Descriptors/handles are leaked when processes fail to start
bturner opened this issue · 2 comments
The exact codepaths vary, but for every supported platform there are cases where a failure to start a process leaks descriptors or handles.
For example, on Linux, if forkAndExec
throws an exception, closePipes()
is never called and the 3 *Widow
descriptors are leaked. You can confirm this with NuProcess's own test suite:
- Put a breakpoint in
RunTest.noExecutableFound()
after the call topb.start()
- When the breakpoint is hit, run
lsof
on thejava
process
At the end of the lsof
output will be something like the following (the IDs will likely vary, of course)
java 3858 bturner 24r FIFO 0,12 0t0 119418 pipe
java 3858 bturner 27w FIFO 0,12 0t0 119419 pipe
java 3858 bturner 29w FIFO 0,12 0t0 119420 pipe
If you use the debugger to manually call process.closePipes()
and then run lsof
again, you'll see that the 3 pipes are closed.
That specific codepath is handled correctly on macOS and all the pipes are closed, but if there are any errors in createPosixPipes()
after it calls createPipes()
, since createPosixPipes()
is called outside the try
/catch
in run
and start
, the pipes are leaked. (This case is much less likely that the Linux one, to be clear; I'm just noting its an edge case that exists.)
WindowsProcess
has similar issues with handles it creates in createPipes()
.
I'm hoping to put together a pull request (or pull requests) for these issues in the next couple days.
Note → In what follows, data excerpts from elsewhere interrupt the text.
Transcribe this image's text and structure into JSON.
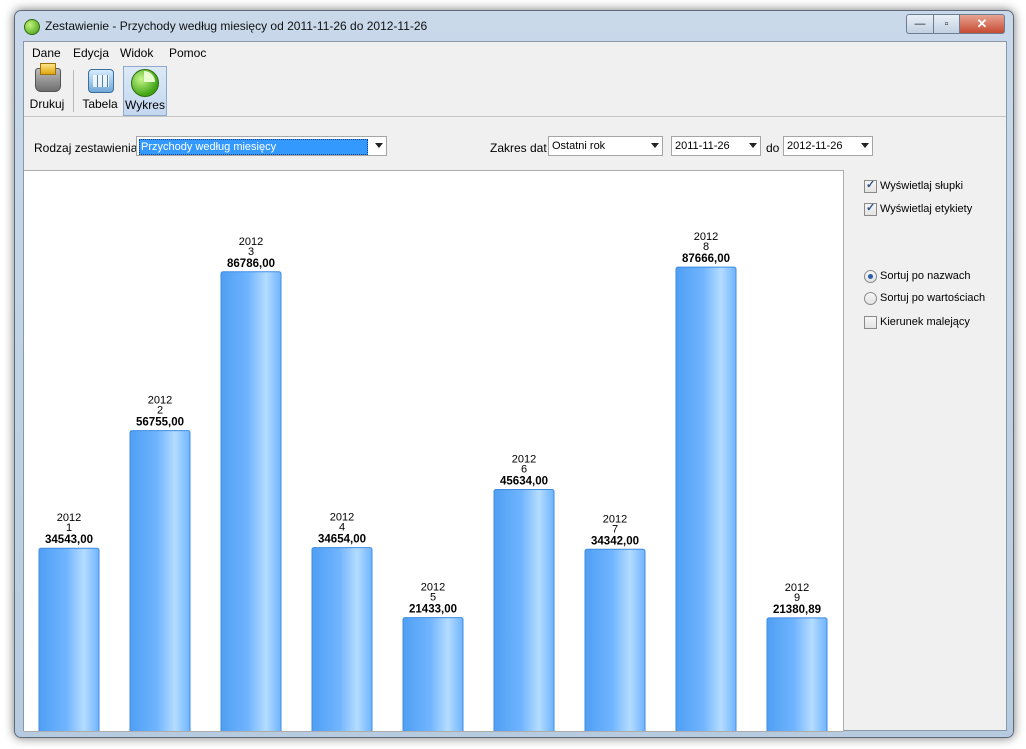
{
  "window": {
    "title": "Zestawienie - Przychody według miesięcy od 2011-11-26 do 2012-11-26",
    "controls": {
      "minimize": "—",
      "maximize": "▫",
      "close": "✕"
    }
  },
  "menu": [
    "Dane",
    "Edycja",
    "Widok",
    "Pomoc"
  ],
  "toolbar": {
    "print": "Drukuj",
    "table": "Tabela",
    "chart": "Wykres"
  },
  "filters": {
    "report_type_label": "Rodzaj zestawienia",
    "report_type_value": "Przychody według miesięcy",
    "date_range_label": "Zakres dat",
    "date_range_value": "Ostatni rok",
    "date_from": "2011-11-26",
    "to_label": "do",
    "date_to": "2012-11-26"
  },
  "options": {
    "show_bars": {
      "label": "Wyświetlaj słupki",
      "checked": true
    },
    "show_labels": {
      "label": "Wyświetlaj etykiety",
      "checked": true
    },
    "sort_by_name": {
      "label": "Sortuj po nazwach",
      "selected": true
    },
    "sort_by_value": {
      "label": "Sortuj po wartościach",
      "selected": false
    },
    "descending": {
      "label": "Kierunek malejący",
      "checked": false
    }
  },
  "colors": {
    "bar_light": "#b4dcff",
    "bar_mid": "#6fb4ff",
    "bar_dark": "#4f9ff3",
    "bar_edge": "#3f8be0"
  },
  "chart_data": {
    "type": "bar",
    "categories": [
      "2012 1",
      "2012 2",
      "2012 3",
      "2012 4",
      "2012 5",
      "2012 6",
      "2012 7",
      "2012 8",
      "2012 9"
    ],
    "years": [
      "2012",
      "2012",
      "2012",
      "2012",
      "2012",
      "2012",
      "2012",
      "2012",
      "2012"
    ],
    "months": [
      "1",
      "2",
      "3",
      "4",
      "5",
      "6",
      "7",
      "8",
      "9"
    ],
    "values": [
      34543.0,
      56755.0,
      86786.0,
      34654.0,
      21433.0,
      45634.0,
      34342.0,
      87666.0,
      21380.89
    ],
    "value_labels": [
      "34543,00",
      "56755,00",
      "86786,00",
      "34654,00",
      "21433,00",
      "45634,00",
      "34342,00",
      "87666,00",
      "21380,89"
    ],
    "ylim": [
      0,
      96000
    ],
    "grid": false,
    "axes_visible": false
  }
}
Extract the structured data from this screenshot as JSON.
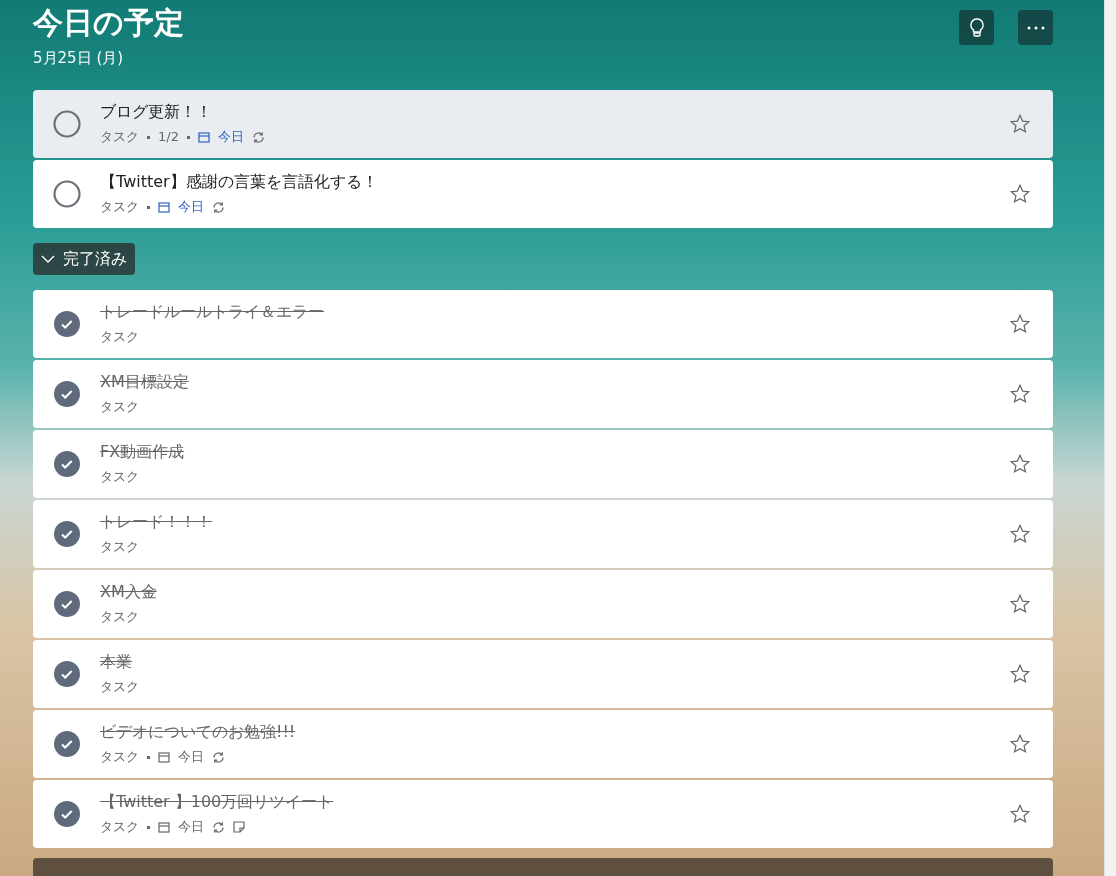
{
  "header": {
    "title": "今日の予定",
    "date": "5月25日 (月)"
  },
  "toolbar": [
    {
      "kind": "bulb"
    },
    {
      "kind": "more"
    }
  ],
  "tasks": [
    {
      "title": "ブログ更新！！",
      "list": "タスク",
      "steps": "1/2",
      "due": "今日",
      "repeat": true,
      "note": false,
      "completed": false,
      "selected": true,
      "starred": false
    },
    {
      "title": "【Twitter】感謝の言葉を言語化する！",
      "list": "タスク",
      "due": "今日",
      "repeat": true,
      "note": false,
      "completed": false,
      "selected": false,
      "starred": false
    }
  ],
  "completed_section": {
    "label": "完了済み",
    "expanded": true,
    "tasks": [
      {
        "title": "トレードルールトライ＆エラー",
        "list": "タスク",
        "repeat": false,
        "note": false,
        "completed": true,
        "selected": false,
        "starred": false
      },
      {
        "title": "XM目標設定",
        "list": "タスク",
        "repeat": false,
        "note": false,
        "completed": true,
        "selected": false,
        "starred": false
      },
      {
        "title": "FX動画作成",
        "list": "タスク",
        "repeat": false,
        "note": false,
        "completed": true,
        "selected": false,
        "starred": false
      },
      {
        "title": "トレード！！！",
        "list": "タスク",
        "repeat": false,
        "note": false,
        "completed": true,
        "selected": false,
        "starred": false
      },
      {
        "title": "XM入金",
        "list": "タスク",
        "repeat": false,
        "note": false,
        "completed": true,
        "selected": false,
        "starred": false
      },
      {
        "title": "本業",
        "list": "タスク",
        "repeat": false,
        "note": false,
        "completed": true,
        "selected": false,
        "starred": false
      },
      {
        "title": "ビデオについてのお勉強!!!",
        "list": "タスク",
        "due": "今日",
        "repeat": true,
        "note": false,
        "completed": true,
        "selected": false,
        "starred": false
      },
      {
        "title": "【Twitter 】100万回リツイート",
        "list": "タスク",
        "due": "今日",
        "repeat": true,
        "note": true,
        "completed": true,
        "selected": false,
        "starred": false
      }
    ]
  }
}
The Linux issue with leaked pipe descriptors has actually caused an outage for us in production internally, as well as for a fairly large customer. In both cases the system ran out of file descriptors through no direct fault of NuProcess's; Bitbucket Server was simply running too many concurrent processes, but once that happens it's basically impossible for the system to ever recover without a restart because each new failure to start a process leaks 3 more pipe handles. Similar situations with ProcessBuilder
can recover on their own; once the load subsides and the number of concurrent processes drops, things are stable again. With the pipe leaks, even as load declines the number of free descriptors doesn't increase.
Raised pull request #120 for the Linux pipe part of the fix. The issues with macOS and Windows are much more subtle (on Windows I'm actually not certain there are any issues, at this point), and would involve failures of system calls other than posix_spawnp
or CreateProcessW
, so I'm not certain they're worth the complexity of the changes it would take to fix them.